A quick dip in the Atlantic in Brittany

The Stack-rents have also not been idle  and in the few months since we were last there they’ve stripped off a ceiling, bashed out a wall and constructed a verandah. As they talk about all the other ideas they have for the house, I think briefly about what it’d be like to have a house of our own.

One of the weirdest parts of being nomadic is knowing we don’t have space in our bags, let alone a wall, for that really cool painting we saw at a New York street fair, or a shelf for cheesy dust-gathering souvenirs, or a pantry for all the maple syrup in Canada. Perhaps nomadism is saving us money after all!

The next, and final, stop before Barcelona is Paris, thanks to an invitation to participate in our friends’ shotgun wedding.

Despite having grown up in London, if quite far out west in Ealing, I feel as if it’s a city unknown to me. While a friend from the US knows her way around and Boris-bikes everywhere, we’re walking through central London with eyes glued to a map like tourists. Back in Paris though, even if it doesn’t feel like home anymore it definitely feels like an old friend.

Arriving to the beautiful blue skies of an Indian summer, we strolled out of Montparnasse train station hoping to take the bus to Stacker’s cousin’s apartment in Bastille where we’re staying. After idling at the bus stop for a while we happened to look over at the schedule, where a hastily scrawled note informed us “Bus 91 not running due to demonstrations.” The unwritten meaning was plain as day: “Bus on strike due to blue skies.” Ahh Paris, we love you anyway!

Anyway, it’s fun to be back and most of all it’s fun to be exploring a neighbourhood altogether different from where we used to live in the latin quarter amongst the bizarre hodgepodge of students, bourgeoisie and tourists. Bastille is a little edgier and alive with a bohemian crowd.

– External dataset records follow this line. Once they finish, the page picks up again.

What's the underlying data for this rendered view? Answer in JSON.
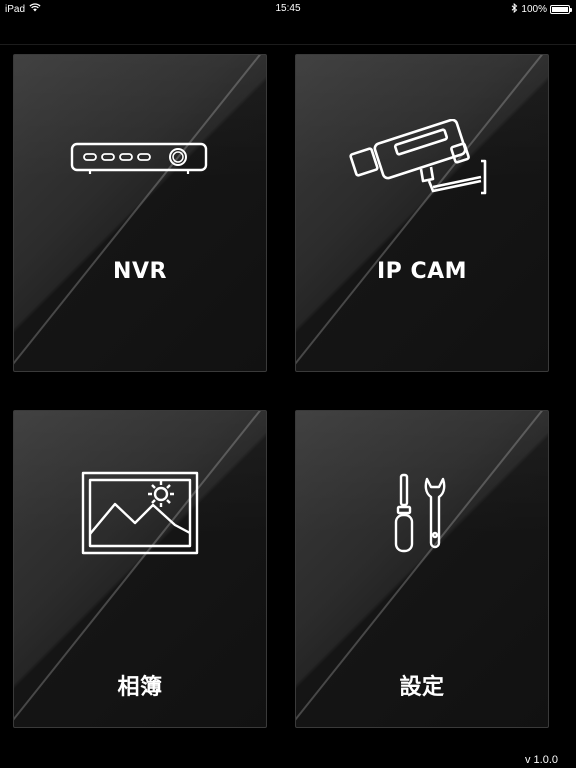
{
  "status_bar": {
    "device": "iPad",
    "time": "15:45",
    "battery": "100%",
    "battery_level": 1.0,
    "icons": [
      "wifi-icon",
      "bluetooth-icon",
      "battery-icon"
    ]
  },
  "tiles": [
    {
      "id": "nvr",
      "label": "NVR",
      "icon": "nvr-recorder-icon"
    },
    {
      "id": "ipcam",
      "label": "IP CAM",
      "icon": "security-camera-icon"
    },
    {
      "id": "album",
      "label": "相簿",
      "icon": "picture-icon"
    },
    {
      "id": "settings",
      "label": "設定",
      "icon": "tools-icon"
    }
  ],
  "version": "v 1.0.0",
  "colors": {
    "background": "#000000",
    "tile_light": "#3a3a3a",
    "tile_dark": "#111111",
    "text": "#ffffff"
  }
}
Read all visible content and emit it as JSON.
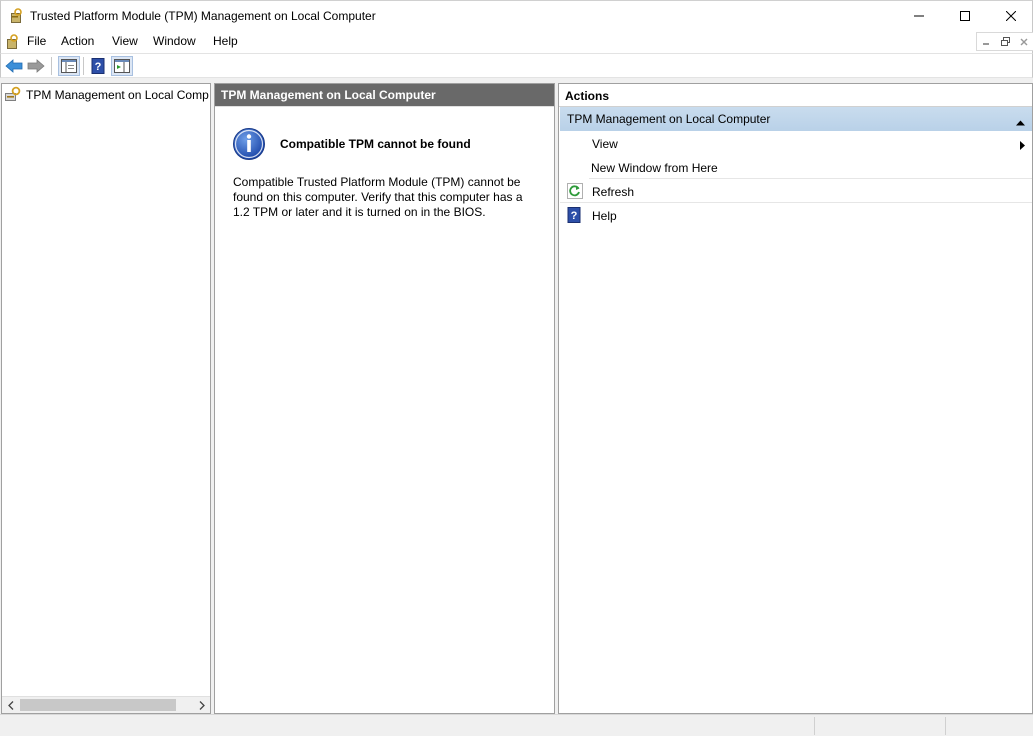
{
  "window": {
    "title": "Trusted Platform Module (TPM) Management on Local Computer"
  },
  "menu": {
    "items": [
      "File",
      "Action",
      "View",
      "Window",
      "Help"
    ]
  },
  "tree": {
    "root_label": "TPM Management on Local Comp"
  },
  "center": {
    "header": "TPM Management on Local Computer",
    "message_title": "Compatible TPM cannot be found",
    "message_body": "Compatible Trusted Platform Module (TPM) cannot be found on this computer. Verify that this computer has a 1.2 TPM or later and it is turned on in the BIOS."
  },
  "actions": {
    "header": "Actions",
    "section_title": "TPM Management on Local Computer",
    "items": [
      "View",
      "New Window from Here",
      "Refresh",
      "Help"
    ]
  },
  "colors": {
    "header_bg": "#696969",
    "section_bg": "#c3d8ec",
    "nav_arrow": "#3c8fd8"
  }
}
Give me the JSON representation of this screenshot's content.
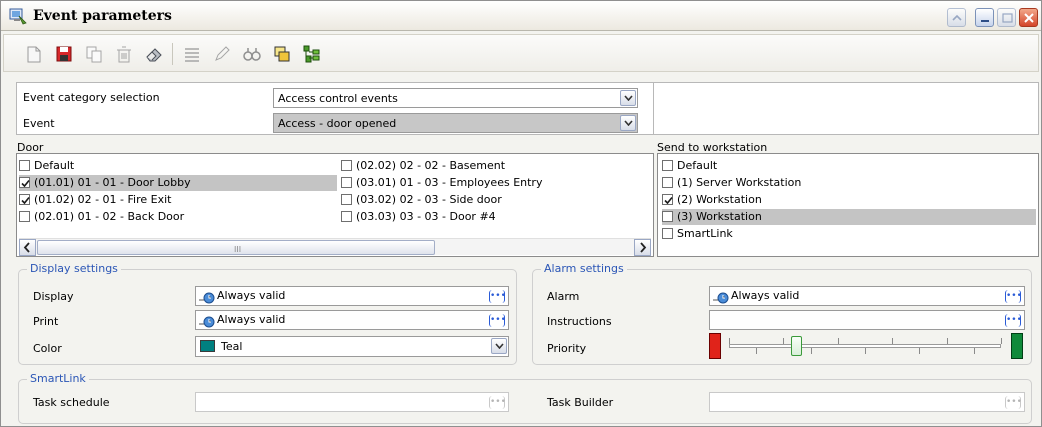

Our first dinner back in Paris was a demonstration of what should be done with a bountiful harvest – we ate a fresh and flavourful meal at Le Passage with Stacker’s aunt and uncle. Charming without being overly rustic, you sit beneath the daily menu on the chalkboard, a rough linen serviette on your lap with a ginourmous decorative pumpkin looking over your shoulder. We started with a fresh basil and cucumber mojito and I swiftly followed it with a roasted octopus rissoto topped with celery emulsion while Stacker devoured the lamb and parsnips on a bed of squash puree. Good, fresh, ingredients-first food, the way the French do best.